Naumer was a professional artist recognized as one of the major painters of the Santa Fe school. Describing his work in a 1959 pamphlet, he said "though born in Europe and having lived in many places in the world, coming to the Southwest was like coming home. Here I found peace and beauty and these I try to paint." His work is held in such museums as the New Mexico Museum of Art and the Panhandle-Plains Historical Museum.

In 1983, Naumer lent various papers for microfilming as part of the Archives of American Art's Texas project.

== Personal life ==
He died of cancer on 16 June 1990 in Santa Fe, New Mexico. Naumer's daughter, Carola Naumer, is professor of art history at Truckee Meadows Community College. Naumer's son served as the cultural affairs director of the New Mexico Department of Cultural Affairs from 1987 to 1994.

== Legacy ==
On June 2, 2016, Naumer was honored by the United States Postal Service when his painting "Administration Building, Frijoles Canyon" at Bandelier National Monument was used as a "Forever" Postage Stamp.

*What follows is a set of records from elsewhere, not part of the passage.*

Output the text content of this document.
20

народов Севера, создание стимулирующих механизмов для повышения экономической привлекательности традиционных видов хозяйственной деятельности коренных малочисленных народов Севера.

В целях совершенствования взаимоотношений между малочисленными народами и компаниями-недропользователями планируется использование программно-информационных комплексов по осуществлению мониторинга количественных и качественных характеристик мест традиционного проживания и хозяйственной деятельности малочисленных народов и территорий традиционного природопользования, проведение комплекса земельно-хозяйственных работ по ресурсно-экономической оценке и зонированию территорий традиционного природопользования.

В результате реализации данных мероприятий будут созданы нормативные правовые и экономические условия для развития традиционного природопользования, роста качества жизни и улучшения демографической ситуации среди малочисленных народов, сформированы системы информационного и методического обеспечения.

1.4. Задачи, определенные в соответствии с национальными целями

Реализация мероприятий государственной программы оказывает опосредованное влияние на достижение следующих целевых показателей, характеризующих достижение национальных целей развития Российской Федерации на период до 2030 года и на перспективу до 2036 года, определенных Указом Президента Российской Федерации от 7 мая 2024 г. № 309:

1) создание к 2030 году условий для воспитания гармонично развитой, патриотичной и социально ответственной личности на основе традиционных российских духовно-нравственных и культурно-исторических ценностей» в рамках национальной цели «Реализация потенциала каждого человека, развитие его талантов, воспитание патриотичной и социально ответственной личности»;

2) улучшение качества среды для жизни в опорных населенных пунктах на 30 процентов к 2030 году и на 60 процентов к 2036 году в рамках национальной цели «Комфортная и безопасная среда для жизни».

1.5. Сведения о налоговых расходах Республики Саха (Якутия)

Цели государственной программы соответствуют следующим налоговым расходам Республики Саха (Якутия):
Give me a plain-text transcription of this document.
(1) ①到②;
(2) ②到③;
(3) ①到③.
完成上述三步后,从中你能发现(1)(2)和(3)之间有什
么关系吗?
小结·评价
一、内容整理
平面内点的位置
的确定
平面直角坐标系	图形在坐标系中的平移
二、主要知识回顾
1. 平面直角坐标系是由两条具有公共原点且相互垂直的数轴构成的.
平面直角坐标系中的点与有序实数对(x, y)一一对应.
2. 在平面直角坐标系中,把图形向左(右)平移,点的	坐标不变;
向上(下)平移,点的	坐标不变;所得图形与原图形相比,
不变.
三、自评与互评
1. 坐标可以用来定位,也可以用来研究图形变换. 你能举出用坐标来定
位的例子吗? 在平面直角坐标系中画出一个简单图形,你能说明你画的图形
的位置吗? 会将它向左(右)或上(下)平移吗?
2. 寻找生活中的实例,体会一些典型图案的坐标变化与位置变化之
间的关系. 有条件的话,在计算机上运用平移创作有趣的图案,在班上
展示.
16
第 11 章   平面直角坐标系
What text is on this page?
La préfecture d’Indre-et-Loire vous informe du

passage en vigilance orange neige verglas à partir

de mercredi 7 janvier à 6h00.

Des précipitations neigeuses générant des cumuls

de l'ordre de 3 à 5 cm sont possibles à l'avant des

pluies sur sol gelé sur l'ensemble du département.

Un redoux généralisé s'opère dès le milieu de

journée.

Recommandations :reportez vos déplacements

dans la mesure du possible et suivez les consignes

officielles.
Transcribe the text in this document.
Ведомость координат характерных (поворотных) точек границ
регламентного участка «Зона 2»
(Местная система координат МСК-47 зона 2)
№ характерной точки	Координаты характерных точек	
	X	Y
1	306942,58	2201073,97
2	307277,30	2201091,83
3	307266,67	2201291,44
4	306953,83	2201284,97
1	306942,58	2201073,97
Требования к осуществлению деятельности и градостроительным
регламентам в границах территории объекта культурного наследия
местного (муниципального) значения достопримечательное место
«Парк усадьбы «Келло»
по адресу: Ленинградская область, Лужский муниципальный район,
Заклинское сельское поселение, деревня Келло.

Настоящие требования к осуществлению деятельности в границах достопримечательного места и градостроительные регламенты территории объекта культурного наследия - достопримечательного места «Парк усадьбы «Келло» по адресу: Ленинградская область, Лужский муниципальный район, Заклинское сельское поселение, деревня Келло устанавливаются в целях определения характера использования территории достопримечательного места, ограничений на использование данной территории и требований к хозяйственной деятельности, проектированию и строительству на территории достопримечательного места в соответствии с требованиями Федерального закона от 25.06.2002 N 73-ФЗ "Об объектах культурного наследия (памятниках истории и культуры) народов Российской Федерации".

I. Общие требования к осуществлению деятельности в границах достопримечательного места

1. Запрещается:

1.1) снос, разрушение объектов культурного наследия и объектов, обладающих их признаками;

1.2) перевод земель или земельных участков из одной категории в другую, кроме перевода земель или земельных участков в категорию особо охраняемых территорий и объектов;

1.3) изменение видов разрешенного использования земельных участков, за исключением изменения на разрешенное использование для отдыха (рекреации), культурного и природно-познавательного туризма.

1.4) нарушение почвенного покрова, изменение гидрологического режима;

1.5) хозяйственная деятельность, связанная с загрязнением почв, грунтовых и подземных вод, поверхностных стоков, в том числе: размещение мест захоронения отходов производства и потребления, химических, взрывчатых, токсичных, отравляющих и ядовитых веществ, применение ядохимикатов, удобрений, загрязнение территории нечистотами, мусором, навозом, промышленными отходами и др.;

The stamp appears in a commemorative collectible panel of 16 stamps representing various National Parks for the 100th anniversary of the National Park Service. A first day issuance ceremony was held in New York City at the World Stamp Show that day and another public ceremony was held at Bandelier National Monument in New Mexico with Naumer family members in attendance.

The Gerald Peters Art Gallery in Santa Fe, New Mexico represents the Naumer family with many selections of Helmuth Naumer's artwork.